La Constitución

La Constitución ha permitido que durante 40 años se respeten los derechos y libertades, la convivencia ciudadana y la alternancia pacifica en el poder

Que podamos celebrar el cuadragésimo aniversario de la Constitución es todo un éxito para una España en que las constituciones han tenido una esperanza de vida perfectamente descriptible.

La razón del éxito de la Constitución de 1978 radica en haber redactado un texto –el “consenso”, por utilizar un término que entonces hizo fortuna- capaz de integrar todas las sensibilidades políticas democráticas por la vía de la cesión y la concesión. De ahí, la legitimidad de una Constitución que, por lo demás, fue avalada ampliamente por los ciudadanos.

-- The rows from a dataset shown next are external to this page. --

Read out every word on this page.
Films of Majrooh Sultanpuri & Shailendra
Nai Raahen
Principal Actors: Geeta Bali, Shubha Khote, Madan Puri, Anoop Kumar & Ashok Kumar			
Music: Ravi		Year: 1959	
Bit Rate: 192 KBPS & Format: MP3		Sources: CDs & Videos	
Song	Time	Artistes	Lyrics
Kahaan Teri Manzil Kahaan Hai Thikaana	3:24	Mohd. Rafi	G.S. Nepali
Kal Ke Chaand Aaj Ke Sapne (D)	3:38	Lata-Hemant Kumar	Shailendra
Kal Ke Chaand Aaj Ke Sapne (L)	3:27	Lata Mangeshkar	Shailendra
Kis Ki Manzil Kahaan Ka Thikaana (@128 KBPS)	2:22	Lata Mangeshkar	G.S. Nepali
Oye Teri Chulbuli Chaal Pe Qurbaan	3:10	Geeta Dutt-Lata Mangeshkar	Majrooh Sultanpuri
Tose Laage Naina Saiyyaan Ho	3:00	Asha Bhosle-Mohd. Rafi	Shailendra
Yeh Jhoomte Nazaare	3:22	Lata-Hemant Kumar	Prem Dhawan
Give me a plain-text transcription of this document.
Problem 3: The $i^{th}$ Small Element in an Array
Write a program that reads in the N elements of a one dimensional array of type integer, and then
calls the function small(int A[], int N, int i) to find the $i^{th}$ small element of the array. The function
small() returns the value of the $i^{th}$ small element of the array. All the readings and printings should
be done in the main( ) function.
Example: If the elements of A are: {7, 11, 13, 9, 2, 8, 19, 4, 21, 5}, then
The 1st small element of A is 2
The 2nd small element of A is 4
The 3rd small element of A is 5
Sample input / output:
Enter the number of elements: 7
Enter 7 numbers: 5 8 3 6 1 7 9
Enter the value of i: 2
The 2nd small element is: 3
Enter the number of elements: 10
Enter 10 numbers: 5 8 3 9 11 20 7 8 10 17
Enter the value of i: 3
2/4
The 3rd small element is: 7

La función del Tribunal Constitucional es garantizar los derechos y libertades fundamentales

La Constitución de 1978 –otra de las razones de su éxito- nació dotada de un valor normativo al cual estaban sujetos todos los ciudadanos y los poderes públicos. Y, como garantía de ello y de los derechos y libertades fundamentales de los ciudadanos, ahí está el Tribunal Constitucional.

Ese –sacando a colación al jurista austriaco Hans Kelsen– “legislador negativo” que adecua las leyes a la legalidad constitucional.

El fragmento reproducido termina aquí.